L'arbre aux haricots et Les cochons au paradis - des livres avec peu de personnages , mais humains, attachants, fascinants. Et hors du commun.


Je me rappelle surtout le premier livre, moins sa suite Les cochons.. J'ai beaucoup aime le regard de l'' auteur penetrant avec tendresse dans les ames compliquees et souvent blessees de ses personnages. Il n'y a pas de reve americains, c'est la "petite Amerique", c'est une petite societe efifie sur la bonte et le courage. La vie avec sa cruaute et ses injustices ne les menage pas, mais il s'entaident et se protegent l'un l'autre.

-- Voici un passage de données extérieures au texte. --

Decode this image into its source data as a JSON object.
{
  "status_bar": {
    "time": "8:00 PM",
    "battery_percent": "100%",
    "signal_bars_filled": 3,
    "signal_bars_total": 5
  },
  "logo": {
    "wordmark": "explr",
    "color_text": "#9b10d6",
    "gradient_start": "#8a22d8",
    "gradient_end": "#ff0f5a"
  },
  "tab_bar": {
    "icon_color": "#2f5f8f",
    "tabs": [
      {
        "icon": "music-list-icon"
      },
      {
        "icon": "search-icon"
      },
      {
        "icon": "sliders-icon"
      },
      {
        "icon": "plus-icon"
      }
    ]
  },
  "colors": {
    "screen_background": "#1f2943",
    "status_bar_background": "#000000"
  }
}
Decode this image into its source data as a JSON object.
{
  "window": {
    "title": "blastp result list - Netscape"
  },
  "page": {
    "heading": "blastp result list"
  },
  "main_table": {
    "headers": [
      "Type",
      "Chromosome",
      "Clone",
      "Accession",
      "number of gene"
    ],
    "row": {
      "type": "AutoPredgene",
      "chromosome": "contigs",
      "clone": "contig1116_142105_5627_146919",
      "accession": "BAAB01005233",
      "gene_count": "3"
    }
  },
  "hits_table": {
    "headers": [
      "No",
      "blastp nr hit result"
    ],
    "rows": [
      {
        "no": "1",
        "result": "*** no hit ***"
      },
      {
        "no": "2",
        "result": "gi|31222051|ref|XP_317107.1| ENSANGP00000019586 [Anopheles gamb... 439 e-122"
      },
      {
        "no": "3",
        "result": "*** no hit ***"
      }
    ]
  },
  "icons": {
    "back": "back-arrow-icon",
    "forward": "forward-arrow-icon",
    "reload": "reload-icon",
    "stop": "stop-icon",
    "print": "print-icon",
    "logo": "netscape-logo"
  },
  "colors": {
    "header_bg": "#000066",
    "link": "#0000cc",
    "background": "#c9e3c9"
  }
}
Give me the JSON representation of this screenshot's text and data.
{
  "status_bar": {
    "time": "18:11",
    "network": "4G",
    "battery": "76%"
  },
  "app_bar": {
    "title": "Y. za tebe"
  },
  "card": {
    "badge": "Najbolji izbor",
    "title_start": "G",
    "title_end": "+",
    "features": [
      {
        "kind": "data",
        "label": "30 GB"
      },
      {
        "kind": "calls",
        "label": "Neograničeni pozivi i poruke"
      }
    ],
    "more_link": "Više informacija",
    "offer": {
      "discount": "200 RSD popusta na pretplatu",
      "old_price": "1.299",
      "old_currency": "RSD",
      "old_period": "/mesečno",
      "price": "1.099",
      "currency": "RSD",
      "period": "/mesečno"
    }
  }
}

Mais le livre de Barbara Kingsolver que j'ai surtout aime, c'es UN AUTRE MONDE.


Presentation:

 
Citation:
Un roman ambitieux dans lequel l’auteur nous entraîne dans un voyage épique, de la ville de Mexico à l’Amérique de Roosevelt et J.Edgar Hoover en plein McCarthysme.
Lacuna raconte l’histoire de Harrison William Shepherd, un protagoniste inoubliable, dont la recherche d’identité plonge le lecteur au cœur des événements les plus tumultueux du XXe siècle.
Né aux États-Unis, mais élevé au Mexique, d’abord sur une île côtière puis dans le Mexico des années 30, Harrison Shepherd ne trouvera jamais de réel foyer au cours de son odyssée. Il se met alors à écrire son journal dans des petits carnets comme pour garder une trace de ce qu’il est, fait et voit.
Lors de ses déambulations dans la ville, il se retrouve un jour face à l’une des peintures murales de Diego Rivera. Il rencontre aussi l’exotique et impérieuse artiste Frida Khalo, qui deviendra son amie, pour toujours, au-delà du temps, et de ses errances. Mais lorsqu’il commence à travailler pour Lev Trotsky, leader politique en exil, Shepherd lie, malgré lui, son sort à celui de l’art et de la révolution.
Pendant ce temps, au nord, les États-Unis seront bientôt mêlés aux troubles internationaux de la Seconde Guerre mondiale.
De retour dans son pays natal, Shepherd, devenu écrivain, pense pouvoir enfin vivre en paix. Mais il devient l’objet d’une terrible violence : il fait la Une des journaux, victime de redoutables rumeurs (liées à son passé et au secret qui entoure sa vie) qui le mettront en danger.
Il trouve le soutien d’une âme sœur peu probable, Mme Brown, sa secrétaire/sténographe, qui lui sera beaucoup plus utile qu’il ne le saura jamais. Pendant les sombres années à venir, les vents politiques le malmènent, devenant la proie d’intrigues fantasmées, toujours sur la brèche, à essayer de trouver un équilibre entre la vérité et les présomptions malveillantes de l’opinion publique.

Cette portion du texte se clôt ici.